We hope that everyone has a good Easter. Travel safely to your holiday destinations and don't overdo the chocolate thing. Easter doesn't really exist in most parts of India, so we won't be having any Easter eggs this year. Very disappointed with the religious customs in this part of the world at present!

Sunday, April 02, 2006

Completely Mental

We are sorely disappointed by the lack of response regarding membership to our new cult. Not even one credit card detail left for us! Have you no faith? What's wrong with you people? Not interested in finding out the answer to the BIG questions? Afraid of a bit of ultimate truth? Scared that your brains might not understand the universe in its entirity? Well, you're probably right. The old brain isn't exactly what we thought it would be. It's a strange place inside the head... very strange indeed...

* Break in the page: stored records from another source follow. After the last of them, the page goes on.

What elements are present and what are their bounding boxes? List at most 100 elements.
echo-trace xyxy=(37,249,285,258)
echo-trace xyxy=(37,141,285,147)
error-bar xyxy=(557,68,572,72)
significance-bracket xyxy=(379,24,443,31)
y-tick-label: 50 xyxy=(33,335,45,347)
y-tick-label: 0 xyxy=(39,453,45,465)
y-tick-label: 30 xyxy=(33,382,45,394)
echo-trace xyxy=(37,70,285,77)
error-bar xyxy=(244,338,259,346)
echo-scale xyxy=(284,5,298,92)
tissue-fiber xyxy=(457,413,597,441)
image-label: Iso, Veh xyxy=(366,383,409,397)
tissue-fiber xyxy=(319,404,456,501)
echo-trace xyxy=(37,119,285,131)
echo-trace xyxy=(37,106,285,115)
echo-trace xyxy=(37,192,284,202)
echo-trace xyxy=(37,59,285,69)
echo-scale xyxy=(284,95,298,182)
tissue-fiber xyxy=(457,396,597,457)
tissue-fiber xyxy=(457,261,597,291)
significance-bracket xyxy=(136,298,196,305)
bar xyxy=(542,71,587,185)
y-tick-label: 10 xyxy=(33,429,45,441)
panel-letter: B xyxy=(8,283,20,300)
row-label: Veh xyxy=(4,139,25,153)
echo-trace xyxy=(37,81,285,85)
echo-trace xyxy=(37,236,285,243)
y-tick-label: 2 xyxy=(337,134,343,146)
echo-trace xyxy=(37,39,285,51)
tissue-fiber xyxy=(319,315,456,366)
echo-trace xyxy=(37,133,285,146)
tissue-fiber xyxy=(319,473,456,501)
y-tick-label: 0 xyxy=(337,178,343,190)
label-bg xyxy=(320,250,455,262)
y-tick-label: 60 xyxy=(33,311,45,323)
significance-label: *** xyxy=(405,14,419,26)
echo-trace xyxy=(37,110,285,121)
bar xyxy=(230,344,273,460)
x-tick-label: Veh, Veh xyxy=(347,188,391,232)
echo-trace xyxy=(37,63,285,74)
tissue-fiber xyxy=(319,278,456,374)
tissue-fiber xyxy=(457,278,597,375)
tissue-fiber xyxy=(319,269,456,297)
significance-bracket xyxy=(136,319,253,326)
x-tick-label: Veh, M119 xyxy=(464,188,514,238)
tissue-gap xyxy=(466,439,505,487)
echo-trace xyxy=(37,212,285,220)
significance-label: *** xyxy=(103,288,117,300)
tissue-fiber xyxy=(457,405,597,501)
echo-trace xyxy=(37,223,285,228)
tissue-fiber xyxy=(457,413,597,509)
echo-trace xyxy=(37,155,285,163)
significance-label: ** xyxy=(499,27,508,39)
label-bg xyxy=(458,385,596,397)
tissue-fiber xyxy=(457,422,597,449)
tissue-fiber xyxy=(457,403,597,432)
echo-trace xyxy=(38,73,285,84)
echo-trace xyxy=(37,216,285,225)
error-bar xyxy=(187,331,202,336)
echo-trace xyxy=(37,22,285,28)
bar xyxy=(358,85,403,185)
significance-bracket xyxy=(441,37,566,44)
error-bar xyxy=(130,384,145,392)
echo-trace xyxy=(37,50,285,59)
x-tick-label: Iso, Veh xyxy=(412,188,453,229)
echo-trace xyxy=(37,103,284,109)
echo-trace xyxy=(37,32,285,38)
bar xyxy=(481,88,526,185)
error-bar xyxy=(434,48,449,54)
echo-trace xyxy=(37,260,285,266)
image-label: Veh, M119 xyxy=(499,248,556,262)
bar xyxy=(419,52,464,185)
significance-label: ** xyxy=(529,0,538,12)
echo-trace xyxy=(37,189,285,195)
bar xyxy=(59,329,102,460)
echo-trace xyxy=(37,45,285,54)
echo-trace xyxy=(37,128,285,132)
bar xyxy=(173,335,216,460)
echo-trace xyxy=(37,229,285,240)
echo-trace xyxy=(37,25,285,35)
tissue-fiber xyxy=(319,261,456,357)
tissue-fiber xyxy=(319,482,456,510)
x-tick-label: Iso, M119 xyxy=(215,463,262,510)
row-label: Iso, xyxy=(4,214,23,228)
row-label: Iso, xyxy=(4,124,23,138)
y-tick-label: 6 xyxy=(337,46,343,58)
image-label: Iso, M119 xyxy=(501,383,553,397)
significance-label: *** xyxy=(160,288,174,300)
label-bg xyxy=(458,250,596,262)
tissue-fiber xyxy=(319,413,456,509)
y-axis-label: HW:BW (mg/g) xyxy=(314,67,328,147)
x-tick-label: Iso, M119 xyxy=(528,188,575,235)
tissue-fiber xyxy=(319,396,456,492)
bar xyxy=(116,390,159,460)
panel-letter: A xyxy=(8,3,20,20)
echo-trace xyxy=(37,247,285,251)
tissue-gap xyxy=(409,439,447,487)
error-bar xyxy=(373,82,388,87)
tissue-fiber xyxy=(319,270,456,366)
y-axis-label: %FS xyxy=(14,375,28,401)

Our Vippassana (pronounced 'Vipashna')course is over: Most would think that 10 days away from the hustle and bustle in a remote sub-continental location, surrounded by chirping birds and wild peacocks would be bliss. Think again! It was not as easy as either of us thought it would be. Mentally, emotionally and physically, it was a challenging experience. Andrea liked to call it "Meditation Bootcamp." The 10 days went something like this:

4am wake up, 2 hours of meditation, breakfast and rest.
3 hours of meditation, lunch and rest.
4 hours of meditation, a light snack and rest.
1 hour of meditation, followed by a teaching on meditation, then a quick meditation before bed (just in case you hadn't had enough by now!) at 9pm before going back to do it all again the next day.

For those a bit slow in the maths department, that equates to 12 hours of meditation out of a 17 hour daily program. Just us and our minds. And all around us, complete silence!!! No talking, no eye-contact, no nothing. Pretty scary stuff!

Dennis highly recommends the experience, whilst Andrea was less than impressed with the early starts, and strict regime! We did however both agree that the food was good. In all, it was a very interesting experience that led us both to question our thoughts and feelings and the reality of them both. That's if they even exist...

We are currently in the beach state of Goa, West India. We are in a little town called Arambol which is relaxed and chilled. Just what we needed after our 'experience'. So when we have had enough of beach bumming, swimming, surfing, motorbike riding and eating we might decide to move on. Chill out dudes.....

Slow internet connections are not allowing us to download photos so we apologise for the inconvenience. We'll do it when possible.

Happy Birthday to Jimmi and Leila. Hope you both have wonderful days.